Vic has first batch of AstraZeneca vaccine

Benita KolovosAAP
Victoria's Deputy Chief Health Officer Allen Cheng gets the Pfizer jab from nurse Karen Lasky.
Camera IconVictoria's Deputy Chief Health Officer Allen Cheng gets the Pfizer jab from nurse Karen Lasky.

Victoria has taken delivery of its first batch of AstraZeneca COVID-19 vaccines, with the rollout of the 50,800 doses to start early next week.

It comes as the state on Friday celebrated a week-long run of "doughnut days", with no locally-acquired coronavirus cases.

The Health Department said the AstraZeneca doses had started arriving at Victoria's hospital vaccination hubs.

"Victorian health services will start administering this safe, effective and free vaccine from the beginning of next week," it said in a statement.

Chief Health Officer Brett Sutton took to Twitter to defend the AstraZeneca vaccine.

He said he is expected to get his first jab within a few weeks and would take "whatever vaccine is offered".

"The Pfizer vaccine and the AstraZeneca vaccine are both excellent. Personally, I hope I get the AZ," he said.

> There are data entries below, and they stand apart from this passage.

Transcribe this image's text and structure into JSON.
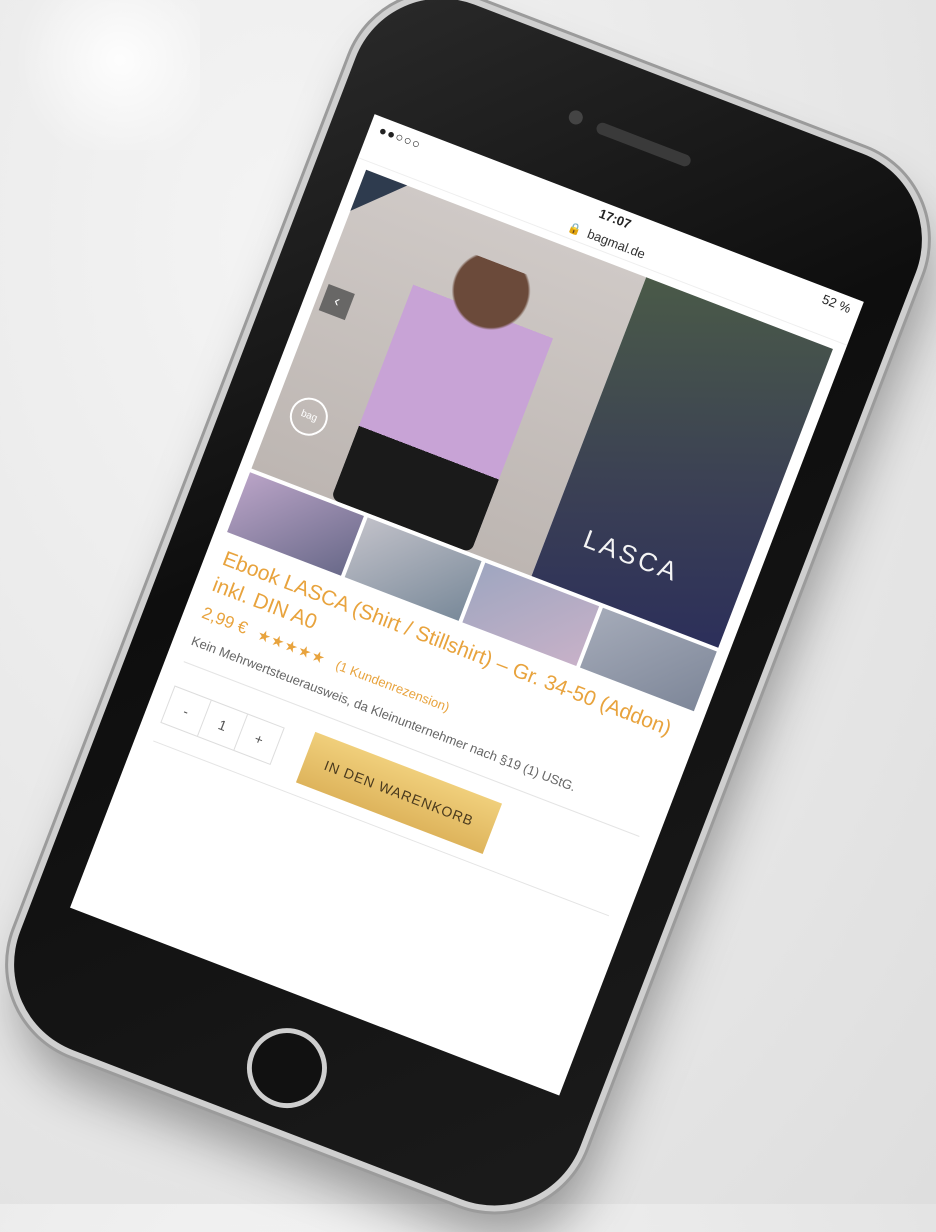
{
  "status_bar": {
    "signal": "●●○○○",
    "time": "17:07",
    "battery": "52 %"
  },
  "url_bar": {
    "lock_icon": "lock-icon",
    "domain": "bagmal.de"
  },
  "gallery": {
    "prev_label": "‹",
    "overlay_text": "LASCA",
    "logo_text": "bag"
  },
  "product": {
    "title": "Ebook LASCA (Shirt / Stillshirt) – Gr. 34-50 (Addon) inkl. DIN A0",
    "price": "2,99 €",
    "stars": "★★★★★",
    "rating": 5,
    "review_link": "(1 Kundenrezension)",
    "tax_note": "Kein Mehrwertsteuerausweis, da Kleinunternehmer nach §19 (1) UStG.",
    "quantity": {
      "minus": "-",
      "value": "1",
      "plus": "+"
    },
    "add_to_cart": "IN DEN WARENKORB"
  },
  "colors": {
    "accent": "#e8a33d",
    "button": "#e3bb61"
  }
}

"There's a lot of commentary about both vaccines and AZ is being framed as the 'poorer cousin'. But they're both highly protective, safe, and here already. So whatever I get, I'll be confident that it protects me, my family and my community."

While more than 250,000 doses of the AstraZeneca vaccine destined for Australia have been blocked from leaving Europe by Italy, some doses are already being administered in Australia after a shipment arrived on Sunday.

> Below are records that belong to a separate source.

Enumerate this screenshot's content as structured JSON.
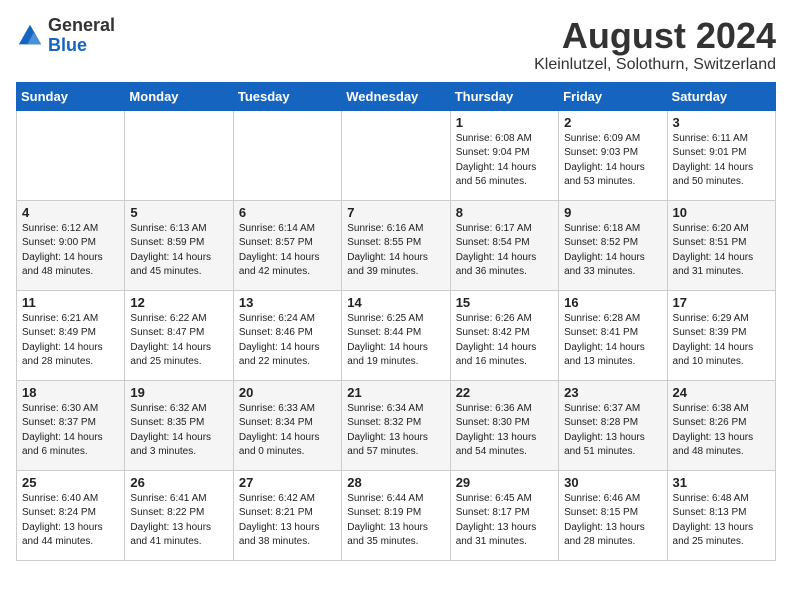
{
  "logo": {
    "general": "General",
    "blue": "Blue"
  },
  "title": "August 2024",
  "location": "Kleinlutzel, Solothurn, Switzerland",
  "days_header": [
    "Sunday",
    "Monday",
    "Tuesday",
    "Wednesday",
    "Thursday",
    "Friday",
    "Saturday"
  ],
  "weeks": [
    [
      {
        "day": "",
        "info": ""
      },
      {
        "day": "",
        "info": ""
      },
      {
        "day": "",
        "info": ""
      },
      {
        "day": "",
        "info": ""
      },
      {
        "day": "1",
        "info": "Sunrise: 6:08 AM\nSunset: 9:04 PM\nDaylight: 14 hours\nand 56 minutes."
      },
      {
        "day": "2",
        "info": "Sunrise: 6:09 AM\nSunset: 9:03 PM\nDaylight: 14 hours\nand 53 minutes."
      },
      {
        "day": "3",
        "info": "Sunrise: 6:11 AM\nSunset: 9:01 PM\nDaylight: 14 hours\nand 50 minutes."
      }
    ],
    [
      {
        "day": "4",
        "info": "Sunrise: 6:12 AM\nSunset: 9:00 PM\nDaylight: 14 hours\nand 48 minutes."
      },
      {
        "day": "5",
        "info": "Sunrise: 6:13 AM\nSunset: 8:59 PM\nDaylight: 14 hours\nand 45 minutes."
      },
      {
        "day": "6",
        "info": "Sunrise: 6:14 AM\nSunset: 8:57 PM\nDaylight: 14 hours\nand 42 minutes."
      },
      {
        "day": "7",
        "info": "Sunrise: 6:16 AM\nSunset: 8:55 PM\nDaylight: 14 hours\nand 39 minutes."
      },
      {
        "day": "8",
        "info": "Sunrise: 6:17 AM\nSunset: 8:54 PM\nDaylight: 14 hours\nand 36 minutes."
      },
      {
        "day": "9",
        "info": "Sunrise: 6:18 AM\nSunset: 8:52 PM\nDaylight: 14 hours\nand 33 minutes."
      },
      {
        "day": "10",
        "info": "Sunrise: 6:20 AM\nSunset: 8:51 PM\nDaylight: 14 hours\nand 31 minutes."
      }
    ],
    [
      {
        "day": "11",
        "info": "Sunrise: 6:21 AM\nSunset: 8:49 PM\nDaylight: 14 hours\nand 28 minutes."
      },
      {
        "day": "12",
        "info": "Sunrise: 6:22 AM\nSunset: 8:47 PM\nDaylight: 14 hours\nand 25 minutes."
      },
      {
        "day": "13",
        "info": "Sunrise: 6:24 AM\nSunset: 8:46 PM\nDaylight: 14 hours\nand 22 minutes."
      },
      {
        "day": "14",
        "info": "Sunrise: 6:25 AM\nSunset: 8:44 PM\nDaylight: 14 hours\nand 19 minutes."
      },
      {
        "day": "15",
        "info": "Sunrise: 6:26 AM\nSunset: 8:42 PM\nDaylight: 14 hours\nand 16 minutes."
      },
      {
        "day": "16",
        "info": "Sunrise: 6:28 AM\nSunset: 8:41 PM\nDaylight: 14 hours\nand 13 minutes."
      },
      {
        "day": "17",
        "info": "Sunrise: 6:29 AM\nSunset: 8:39 PM\nDaylight: 14 hours\nand 10 minutes."
      }
    ],
    [
      {
        "day": "18",
        "info": "Sunrise: 6:30 AM\nSunset: 8:37 PM\nDaylight: 14 hours\nand 6 minutes."
      },
      {
        "day": "19",
        "info": "Sunrise: 6:32 AM\nSunset: 8:35 PM\nDaylight: 14 hours\nand 3 minutes."
      },
      {
        "day": "20",
        "info": "Sunrise: 6:33 AM\nSunset: 8:34 PM\nDaylight: 14 hours\nand 0 minutes."
      },
      {
        "day": "21",
        "info": "Sunrise: 6:34 AM\nSunset: 8:32 PM\nDaylight: 13 hours\nand 57 minutes."
      },
      {
        "day": "22",
        "info": "Sunrise: 6:36 AM\nSunset: 8:30 PM\nDaylight: 13 hours\nand 54 minutes."
      },
      {
        "day": "23",
        "info": "Sunrise: 6:37 AM\nSunset: 8:28 PM\nDaylight: 13 hours\nand 51 minutes."
      },
      {
        "day": "24",
        "info": "Sunrise: 6:38 AM\nSunset: 8:26 PM\nDaylight: 13 hours\nand 48 minutes."
      }
    ],
    [
      {
        "day": "25",
        "info": "Sunrise: 6:40 AM\nSunset: 8:24 PM\nDaylight: 13 hours\nand 44 minutes."
      },
      {
        "day": "26",
        "info": "Sunrise: 6:41 AM\nSunset: 8:22 PM\nDaylight: 13 hours\nand 41 minutes."
      },
      {
        "day": "27",
        "info": "Sunrise: 6:42 AM\nSunset: 8:21 PM\nDaylight: 13 hours\nand 38 minutes."
      },
      {
        "day": "28",
        "info": "Sunrise: 6:44 AM\nSunset: 8:19 PM\nDaylight: 13 hours\nand 35 minutes."
      },
      {
        "day": "29",
        "info": "Sunrise: 6:45 AM\nSunset: 8:17 PM\nDaylight: 13 hours\nand 31 minutes."
      },
      {
        "day": "30",
        "info": "Sunrise: 6:46 AM\nSunset: 8:15 PM\nDaylight: 13 hours\nand 28 minutes."
      },
      {
        "day": "31",
        "info": "Sunrise: 6:48 AM\nSunset: 8:13 PM\nDaylight: 13 hours\nand 25 minutes."
      }
    ]
  ]
}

Some 19,846 people were tested in the 24 hours to Friday morning, bringing the total number of tests processed during the week to almost 80,000.

Deputy Chief Health Officer Allen Cheng said testing numbers are likely linked to a common virus - respiratory syncytial virus - doing the rounds among school students.

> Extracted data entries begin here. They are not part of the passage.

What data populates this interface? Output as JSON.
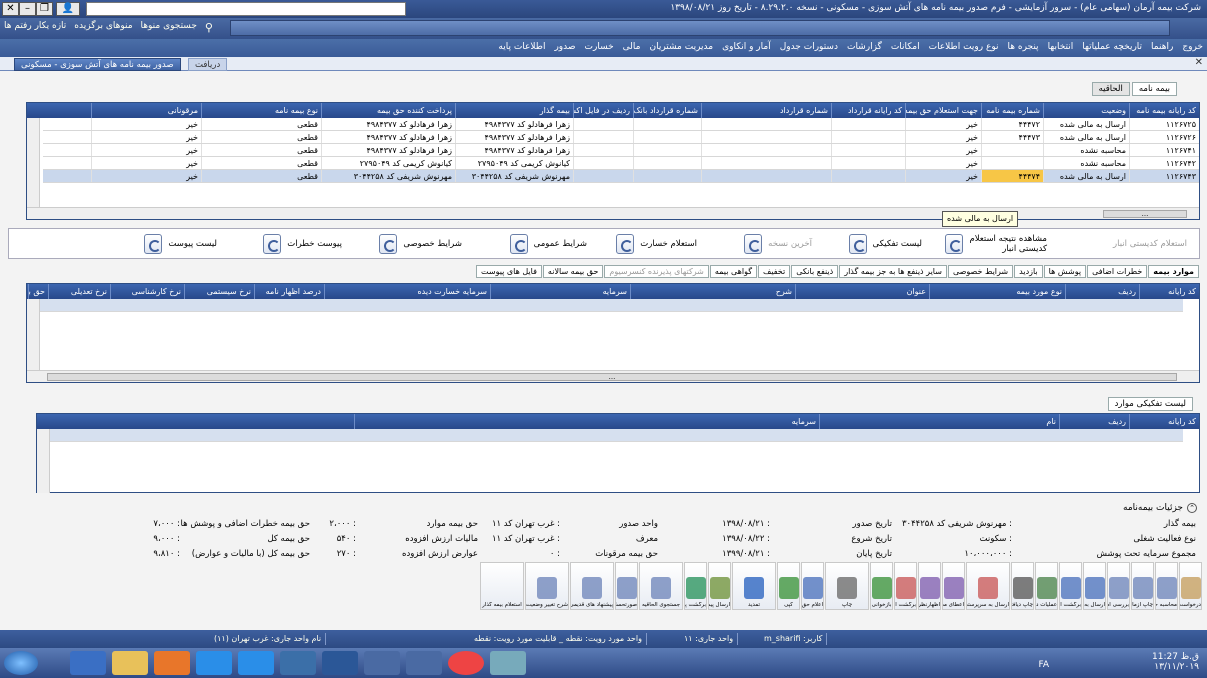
{
  "titlebar": {
    "title": "شرکت بیمه آرمان (سهامی عام) - سرور آزمایشی - فرم صدور بیمه نامه های آتش سوزی - مسکونی - نسخه ۸.۲۹.۲.۰ - تاریخ روز ۱۳۹۸/۰۸/۲۱",
    "search_icon": "search-icon"
  },
  "toolbar2": {
    "refresh": "تازه یکار رفتم ها",
    "favorites": "منوهای برگزیده",
    "menu_search": "جستجوی منوها"
  },
  "menubar": [
    "اطلاعات پایه",
    "صدور",
    "خسارت",
    "مالی",
    "مدیریت مشتریان",
    "آمار و انکاوی",
    "دستورات جدول",
    "گزارشات",
    "امکانات",
    "نوع رویت اطلاعات",
    "پنجره ها",
    "انتخابها",
    "تاریخچه عملیاتها",
    "راهنما",
    "خروج"
  ],
  "doctabs": {
    "active": "صدور بیمه نامه های آتش سوزی - مسکونی",
    "inactive": "دریافت"
  },
  "policy_tabs": [
    "بیمه نامه",
    "الحاقیه"
  ],
  "main_grid": {
    "headers": [
      "کد رایانه بیمه نامه",
      "وضعیت",
      "شماره بیمه نامه",
      "جهت استعلام حق بیمه؟",
      "کد رایانه قرارداد",
      "شماره قرارداد",
      "شماره قرارداد بانک",
      "ردیف در فایل اکسل",
      "بیمه گذار",
      "پرداخت کننده حق بیمه",
      "نوع بیمه نامه",
      "مرقونانی"
    ],
    "rows": [
      [
        "۱۱۲۶۷۲۵",
        "ارسال به مالی شده",
        "۴۴۴۷۲",
        "خیر",
        "",
        "",
        "",
        "",
        "زهرا فرهادلو کد ۴۹۸۴۳۷۷",
        "زهرا فرهادلو کد ۴۹۸۴۳۷۷",
        "قطعی",
        "خیر"
      ],
      [
        "۱۱۲۶۷۲۶",
        "ارسال به مالی شده",
        "۴۴۴۷۳",
        "خیر",
        "",
        "",
        "",
        "",
        "زهرا فرهادلو کد ۴۹۸۴۳۷۷",
        "زهرا فرهادلو کد ۴۹۸۴۳۷۷",
        "قطعی",
        "خیر"
      ],
      [
        "۱۱۲۶۷۴۱",
        "محاسبه نشده",
        "",
        "خیر",
        "",
        "",
        "",
        "",
        "زهرا فرهادلو کد ۴۹۸۴۳۷۷",
        "زهرا فرهادلو کد ۴۹۸۴۳۷۷",
        "قطعی",
        "خیر"
      ],
      [
        "۱۱۲۶۷۴۲",
        "محاسبه نشده",
        "",
        "خیر",
        "",
        "",
        "",
        "",
        "کیانوش کریمی کد ۲۷۹۵۰۴۹",
        "کیانوش کریمی کد ۲۷۹۵۰۴۹",
        "قطعی",
        "خیر"
      ],
      [
        "۱۱۲۶۷۴۳",
        "ارسال به مالی شده",
        "۴۴۴۷۴",
        "خیر",
        "",
        "",
        "",
        "",
        "مهرنوش شریفی کد ۳۰۴۴۲۵۸",
        "مهرنوش شریفی کد ۳۰۴۴۲۵۸",
        "قطعی",
        "خیر"
      ]
    ],
    "tooltip": "ارسال به مالی شده",
    "scroll_label": "..."
  },
  "actions": [
    "استعلام کدیستی انبار",
    "مشاهده نتیجه استعلام کدیستی انبار",
    "لیست تفکیکی",
    "آخرین نسخه",
    "استعلام خسارت",
    "شرایط عمومی",
    "شرایط خصوصی",
    "پیوست خطرات",
    "لیست پیوست"
  ],
  "sub_tabs": [
    "موارد بیمه",
    "خطرات اضافی",
    "پوشش ها",
    "بازدید",
    "شرایط خصوصی",
    "سایر ذینفع ها به جز بیمه گذار",
    "ذینفع بانکی",
    "تخفیف",
    "گواهی بیمه",
    "شرکتهای پذیرنده کنسرسیوم",
    "حق بیمه سالانه",
    "فایل های پیوست"
  ],
  "items_grid": {
    "headers": [
      "کد رایانه",
      "ردیف",
      "نوع مورد بیمه",
      "عنوان",
      "شرح",
      "سرمایه",
      "سرمایه خسارت دیده",
      "درصد اظهار نامه",
      "نرخ سیستمی",
      "نرخ کارشناسی",
      "نرخ تعدیلی",
      "حق بیمه"
    ],
    "scroll_label": "..."
  },
  "breakdown": {
    "label": "لیست تفکیکی موارد",
    "headers": [
      "کد رایانه",
      "ردیف",
      "نام",
      "سرمایه"
    ]
  },
  "details": {
    "title": "جزئیات بیمه‌نامه",
    "col1": [
      [
        "بیمه گذار",
        ": مهرنوش شریفی کد ۳۰۴۴۲۵۸"
      ],
      [
        "نوع فعالیت شغلی",
        ": سکونت"
      ],
      [
        "مجموع سرمایه تحت پوشش",
        ": ۱۰،۰۰۰،۰۰۰"
      ]
    ],
    "col2": [
      [
        "تاریخ صدور",
        ": ۱۳۹۸/۰۸/۲۱"
      ],
      [
        "تاریخ شروع",
        ": ۱۳۹۸/۰۸/۲۲"
      ],
      [
        "تاریخ پایان",
        ": ۱۳۹۹/۰۸/۲۱"
      ]
    ],
    "col3": [
      [
        "واحد صدور",
        ": غرب تهران کد ۱۱"
      ],
      [
        "معرف",
        ": غرب تهران کد ۱۱"
      ],
      [
        "حق بیمه مرقونات",
        ": ۰"
      ]
    ],
    "col4": [
      [
        "حق بیمه موارد",
        ": ۲،۰۰۰"
      ],
      [
        "مالیات ارزش افزوده",
        ": ۵۴۰"
      ],
      [
        "عوارض ارزش افزوده",
        ": ۲۷۰"
      ]
    ],
    "col5": [
      [
        "حق بیمه خطرات اضافی و پوشش ها",
        ": ۷،۰۰۰"
      ],
      [
        "حق بیمه کل",
        ": ۹،۰۰۰"
      ],
      [
        "حق بیمه کل (با مالیات و عوارض)",
        ": ۹،۸۱۰"
      ]
    ]
  },
  "iconbar": [
    "درخواست مجوز",
    "محاسبه حق بیمه",
    "چاپ آزمایشی",
    "بررسی امکان ارسال به مالی",
    "ارسال به مالی",
    "برگشت از مالی",
    "عملیات دریافت",
    "چاپ دیافتی",
    "ارسال به سرپرستی",
    "اعطای مجوز حدوداختیارات",
    "اظهارنظر حدوداختیارات",
    "برگشت از سرپرستی",
    "بازخوانی",
    "چاپ",
    "اعلام حق بیمه",
    "کپی",
    "تمدید",
    "ارسال پیشنهاد",
    "برگشت پیشنهاد",
    "جستجوی الحاقیه",
    "صورتحساب",
    "پیشنهاد های قدیمی",
    "شرح تغییر وضعیت",
    "استعلام بیمه گذار"
  ],
  "statusbar": {
    "user": "کاربر: m_sharifi",
    "unit": "واحد جاری: ۱۱",
    "viewunit": "واحد مورد رویت: نقطه _ قابلیت مورد رویت: نقطه",
    "unitname": "نام واحد جاری: غرب تهران (۱۱)"
  },
  "tray": {
    "lang": "FA",
    "time": "11:27 ق.ظ",
    "date": "۱۳/۱۱/۲۰۱۹"
  },
  "colors": {
    "accent": "#2b467d",
    "highlight": "#f7c646"
  }
}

"Normally kids may not get tested for every sniffle but with all the school policies and everyone's obviously worried about COVID, a lot of kids are getting tested," he told 3AW radio.

Professor Cheng was vaccinated with the Pfizer vaccine on Friday morning at Alfred Health, where he holds the position of Director of Infection Prevention and Healthcare Epidemiology.

He said it was "easy and pretty painless".

"Last year I was in quarantine having had an exposure on the ward with quite a few of my colleagues, I hope that's not going to happen again and hopefully, I won't actually see patients again with COVID," Professor Cheng told reporters.

Some 2262 shots were administered to frontline health workers and hotel quarantine staff in Victoria on Thursday.

Prof Cheng said almost all Victorian hotel quarantine workers have had their first dose of the vaccine, although it remains unclear when flights will return to the state.

International flights have not arrived in Melbourne since February 13, after hotel quarantine workers contracted the highly infectious UK strain of the virus from returned travellers at the Holiday Inn at Melbourne Airport.

The outbreak triggered the state's five-day, circuit-breaker lockdown.

"I'm not in a position to confirm when flights will begin arriving again in Melbourne," Premier Daniel Andrews said on Thursday.

There are five active cases in Victoria, two fewer than Thursday.